By David McCall
USW International President
Keith Beavers began to cut household expenses and raid his savings when Allegheny Technologies Inc. (ATI) forced him and other union members into an unfair labor practice strike two years ago.
As difficult as it was for Beavers to get by without a paycheck, however, it pained him even more to see colleagues struggle and to know that the multibillion-dollar company intended to hold out long enough to squeeze workers into accepting deep concessions.
Beavers and other members of the United Steelworkers (USW) ultimately turned the tables and beat ATI at its own game, standing strong together for three months until the company signed a fair contract.
Now these USW members are battling to ensure that workers in Pennsylvania never face that kind of unfair fight again. They’re advocating for state-level legislation that would provide unemployment compensation to striking workers and keep employers like ATI from attempting to starve them into submission.
Pro-worker Democrats, led by Reps. Dan Miller and Mandy Steele of Allegheny County, pushed the measure through the state House on a bipartisan basis last month. Now, the bill goes to the Senate.
“This is a tool that would give people the ability to stand up to corporations and help the middle class,” explained Beavers, president of the USW Local 1138 unit representing about 200 workers at ATI’s plant in Vandergrift, Pa.
“We’d be able at the very least to keep food on the table for our families and pay some of our bills and fight the good fight without losing everything,” said Beavers, who advocated for the legislation at a press conference. “All we’re looking for is a way to level the playing field.”
Right now, workers in Pennsylvania receive unemployment compensation benefits when they experience cuts in full-time work hours or lose their jobs because of layoffs, closures or other factors outside their control.
But it’s just as essential for workers to access this lifeline during labor disputes, especially when companies like ATI refuse to bargain in good faith or commit unfair labor practices that force workers onto the picket line.
Unemployment benefits don’t cover workers’ full paychecks. They provide a basic level of support to help workers get by temporarily.
“We aren’t asking for a handout. This is money we put in. This is money we contributed,” said Beavers, noting that workers pay a withholding tax to help support the unemployment compensation program and only seek a return on that investment during strikes.

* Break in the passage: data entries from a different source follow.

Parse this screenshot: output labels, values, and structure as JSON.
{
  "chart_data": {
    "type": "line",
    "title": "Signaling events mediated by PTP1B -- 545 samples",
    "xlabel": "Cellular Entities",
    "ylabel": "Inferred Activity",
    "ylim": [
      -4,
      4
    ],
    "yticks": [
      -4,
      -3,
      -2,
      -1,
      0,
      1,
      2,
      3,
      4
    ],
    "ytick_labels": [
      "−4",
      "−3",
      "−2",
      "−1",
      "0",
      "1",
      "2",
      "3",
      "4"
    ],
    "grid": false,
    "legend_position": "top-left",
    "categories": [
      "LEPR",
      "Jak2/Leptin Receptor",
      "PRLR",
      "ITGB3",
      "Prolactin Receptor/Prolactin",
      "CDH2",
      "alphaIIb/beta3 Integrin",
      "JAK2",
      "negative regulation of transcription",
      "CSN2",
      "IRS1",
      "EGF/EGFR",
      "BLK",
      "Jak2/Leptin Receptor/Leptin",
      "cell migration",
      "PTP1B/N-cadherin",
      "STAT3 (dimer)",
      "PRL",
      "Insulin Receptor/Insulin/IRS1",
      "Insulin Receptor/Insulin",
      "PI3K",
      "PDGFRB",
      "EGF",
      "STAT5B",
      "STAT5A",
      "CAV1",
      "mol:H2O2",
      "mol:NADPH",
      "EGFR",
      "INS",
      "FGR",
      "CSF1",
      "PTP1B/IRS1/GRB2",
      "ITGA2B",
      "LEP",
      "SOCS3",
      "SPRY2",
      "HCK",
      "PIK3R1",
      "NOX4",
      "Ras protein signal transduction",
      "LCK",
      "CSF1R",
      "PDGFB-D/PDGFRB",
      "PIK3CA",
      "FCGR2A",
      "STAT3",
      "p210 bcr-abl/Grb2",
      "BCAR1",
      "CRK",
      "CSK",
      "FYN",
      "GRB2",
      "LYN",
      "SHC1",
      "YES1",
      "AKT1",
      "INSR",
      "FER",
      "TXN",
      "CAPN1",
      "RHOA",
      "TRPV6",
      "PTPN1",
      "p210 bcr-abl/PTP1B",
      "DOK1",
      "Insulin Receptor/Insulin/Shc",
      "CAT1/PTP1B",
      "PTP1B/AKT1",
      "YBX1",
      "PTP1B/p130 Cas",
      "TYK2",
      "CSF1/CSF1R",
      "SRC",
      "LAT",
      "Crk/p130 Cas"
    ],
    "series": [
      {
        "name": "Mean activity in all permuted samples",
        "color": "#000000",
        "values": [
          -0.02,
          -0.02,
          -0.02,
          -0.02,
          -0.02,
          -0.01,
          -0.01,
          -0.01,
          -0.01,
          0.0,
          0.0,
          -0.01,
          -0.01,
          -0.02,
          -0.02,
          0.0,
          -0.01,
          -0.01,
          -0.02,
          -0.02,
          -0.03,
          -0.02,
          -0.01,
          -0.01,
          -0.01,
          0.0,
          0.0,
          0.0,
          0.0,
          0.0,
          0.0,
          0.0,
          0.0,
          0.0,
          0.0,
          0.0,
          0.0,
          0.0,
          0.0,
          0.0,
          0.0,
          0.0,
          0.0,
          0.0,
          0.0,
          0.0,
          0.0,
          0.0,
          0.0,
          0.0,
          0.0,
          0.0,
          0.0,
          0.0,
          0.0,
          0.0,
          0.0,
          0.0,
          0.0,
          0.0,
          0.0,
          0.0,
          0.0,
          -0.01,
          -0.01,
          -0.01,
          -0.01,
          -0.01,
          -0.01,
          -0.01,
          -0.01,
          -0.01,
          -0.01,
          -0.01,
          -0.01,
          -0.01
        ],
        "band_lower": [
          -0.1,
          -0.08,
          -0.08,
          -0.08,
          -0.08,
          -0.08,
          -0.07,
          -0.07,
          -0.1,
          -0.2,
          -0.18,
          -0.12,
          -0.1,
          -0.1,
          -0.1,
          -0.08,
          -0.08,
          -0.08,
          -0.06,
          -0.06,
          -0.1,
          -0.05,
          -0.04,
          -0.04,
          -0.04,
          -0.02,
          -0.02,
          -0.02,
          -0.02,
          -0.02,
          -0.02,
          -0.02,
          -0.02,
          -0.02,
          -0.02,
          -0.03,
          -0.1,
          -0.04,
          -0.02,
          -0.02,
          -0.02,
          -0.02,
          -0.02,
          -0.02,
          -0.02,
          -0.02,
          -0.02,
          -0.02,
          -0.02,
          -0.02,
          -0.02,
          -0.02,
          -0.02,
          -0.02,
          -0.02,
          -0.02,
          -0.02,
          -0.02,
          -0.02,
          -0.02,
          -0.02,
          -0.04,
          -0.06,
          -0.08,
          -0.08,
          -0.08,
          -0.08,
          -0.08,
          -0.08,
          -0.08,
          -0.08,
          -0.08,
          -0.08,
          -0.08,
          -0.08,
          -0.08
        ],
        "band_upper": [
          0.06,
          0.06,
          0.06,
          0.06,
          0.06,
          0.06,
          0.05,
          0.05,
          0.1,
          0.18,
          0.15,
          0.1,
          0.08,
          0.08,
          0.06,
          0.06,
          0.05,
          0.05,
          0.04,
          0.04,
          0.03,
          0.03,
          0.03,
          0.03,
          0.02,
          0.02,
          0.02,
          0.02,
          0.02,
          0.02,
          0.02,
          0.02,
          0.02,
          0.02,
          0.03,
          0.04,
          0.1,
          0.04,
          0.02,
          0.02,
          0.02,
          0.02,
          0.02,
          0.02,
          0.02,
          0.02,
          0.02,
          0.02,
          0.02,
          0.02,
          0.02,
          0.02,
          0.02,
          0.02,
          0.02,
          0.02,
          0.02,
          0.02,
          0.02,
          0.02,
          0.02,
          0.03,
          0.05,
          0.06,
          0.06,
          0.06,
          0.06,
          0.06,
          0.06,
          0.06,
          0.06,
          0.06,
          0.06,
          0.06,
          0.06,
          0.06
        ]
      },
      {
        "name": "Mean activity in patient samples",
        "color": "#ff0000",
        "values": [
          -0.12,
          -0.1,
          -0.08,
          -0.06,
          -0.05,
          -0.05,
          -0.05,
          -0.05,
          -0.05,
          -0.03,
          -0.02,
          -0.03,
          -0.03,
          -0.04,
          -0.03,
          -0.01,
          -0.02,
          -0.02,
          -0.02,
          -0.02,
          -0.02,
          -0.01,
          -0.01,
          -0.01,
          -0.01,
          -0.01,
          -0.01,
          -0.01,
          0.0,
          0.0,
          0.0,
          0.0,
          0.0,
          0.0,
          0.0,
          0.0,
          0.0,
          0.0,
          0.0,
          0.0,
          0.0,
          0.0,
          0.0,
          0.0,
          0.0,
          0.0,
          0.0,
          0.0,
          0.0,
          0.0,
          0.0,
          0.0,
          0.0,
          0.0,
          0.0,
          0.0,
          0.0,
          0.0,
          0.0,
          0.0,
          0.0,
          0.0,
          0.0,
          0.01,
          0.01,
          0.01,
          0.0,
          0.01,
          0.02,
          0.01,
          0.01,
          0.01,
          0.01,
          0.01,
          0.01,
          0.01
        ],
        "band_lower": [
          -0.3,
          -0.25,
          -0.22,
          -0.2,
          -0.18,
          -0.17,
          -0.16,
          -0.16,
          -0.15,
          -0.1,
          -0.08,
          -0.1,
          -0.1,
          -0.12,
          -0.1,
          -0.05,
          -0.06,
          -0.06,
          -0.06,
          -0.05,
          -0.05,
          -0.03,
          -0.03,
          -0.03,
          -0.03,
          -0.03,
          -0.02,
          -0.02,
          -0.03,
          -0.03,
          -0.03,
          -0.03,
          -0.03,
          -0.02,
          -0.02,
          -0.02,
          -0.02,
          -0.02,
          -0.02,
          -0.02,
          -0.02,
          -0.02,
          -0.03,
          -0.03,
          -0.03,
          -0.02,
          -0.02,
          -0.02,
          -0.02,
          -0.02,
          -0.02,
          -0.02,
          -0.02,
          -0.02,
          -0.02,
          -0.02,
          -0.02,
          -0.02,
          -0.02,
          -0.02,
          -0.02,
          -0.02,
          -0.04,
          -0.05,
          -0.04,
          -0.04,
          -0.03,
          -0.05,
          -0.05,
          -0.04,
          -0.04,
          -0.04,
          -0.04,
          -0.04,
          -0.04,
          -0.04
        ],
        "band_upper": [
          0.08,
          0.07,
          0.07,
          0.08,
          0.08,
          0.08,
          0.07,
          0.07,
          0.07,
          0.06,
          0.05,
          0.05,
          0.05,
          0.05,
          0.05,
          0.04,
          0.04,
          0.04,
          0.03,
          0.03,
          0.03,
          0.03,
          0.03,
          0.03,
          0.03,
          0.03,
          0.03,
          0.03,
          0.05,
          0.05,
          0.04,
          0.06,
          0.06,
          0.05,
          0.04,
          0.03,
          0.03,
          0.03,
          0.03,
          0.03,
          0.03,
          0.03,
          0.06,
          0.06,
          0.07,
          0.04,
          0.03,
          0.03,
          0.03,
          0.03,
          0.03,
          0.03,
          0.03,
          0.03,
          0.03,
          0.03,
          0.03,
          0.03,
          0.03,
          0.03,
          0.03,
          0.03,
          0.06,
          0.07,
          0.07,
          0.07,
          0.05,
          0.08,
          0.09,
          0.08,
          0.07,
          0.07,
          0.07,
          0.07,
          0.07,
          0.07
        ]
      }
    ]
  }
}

In all, the 2021 unfair labor practice strike affected about 1,300 workers at ATI sites in Connecticut, Massachusetts, New York, Ohio and Pennsylvania. USW members in Connecticut, Massachusetts and New York received unemployment compensation, while those in the other states went without.
“It would have made a huge difference in my eyes,” recalled Eric Poydence, vice president of USW Local 1196, which represents workers at the ATI plant in Brackenridge, Pa. “We have the right to strike. But without unemployment compensation, it’s difficult to exercise that right.”
Months before a contract expires, Poydence noted, companies often scale back overtime to siphon resources away from workers and undermine their financial footing. Then the employers provoke an unfair labor practice strike and sit back while workers struggle to provide for their families.
“You automatically start thinking, ‘What is most important to me? My house, clearly. The power. The heat,’” recalled Poydence, emphasizing that union members want nothing more than to continue working and strike only as a last resort.
“Then you start thinking about what you do not need and how soon you have to start leaving these things behind,” he continued. “You have to start making some real choices very quickly.”
Union strike and defense funds provide crucial assistance. But the only other options, Poydence said, are to “blow through savings” and go into debt.
“We’re put in a situation where we have to bury ourselves,” he said, adding that the consequences can affect workers and families for decades.
In addition to Pennsylvania, union activists and pro-worker lawmakers in Massachusetts and Connecticut are advancing legislation that would make it easier for workers in those states to access unemployment benefits during strikes.
Separately, U.S. Rep. Adam Schiff of California and dozens of other congressional Democrats introduced legislation two months ago that would extend this assistance to striking workers throughout the country. The USW is among dozens of unions and other forward-looking organizations supporting the legislation.
But the bills often face stiff opposition from corporations and business groups. California’s governor just vetoed legislation that would have provided unemployment benefits to striking workers in that state, where big, influential employers have a long history of mistreating workers just because they think they can get away with it.
“It was just a matter of them making a power play,” recalled Dave Campbell, secretary-treasurer of USW Local 675, which represented workers at the Tesoro refinery in Carson, Calif., during the strike.
Instead of truly negotiating, Campbell and Poydence said, more and more companies prefer to make regressive contract proposals deliberately aimed at stonewalling bargaining and forcing union members into labor disputes.
Providing unemployment compensation to striking workers, however, would prompt employers to correct course.
“The companies would have to negotiate with us differently,” Poydence said. “The whole dynamic would change. I do think the workers deserve this.”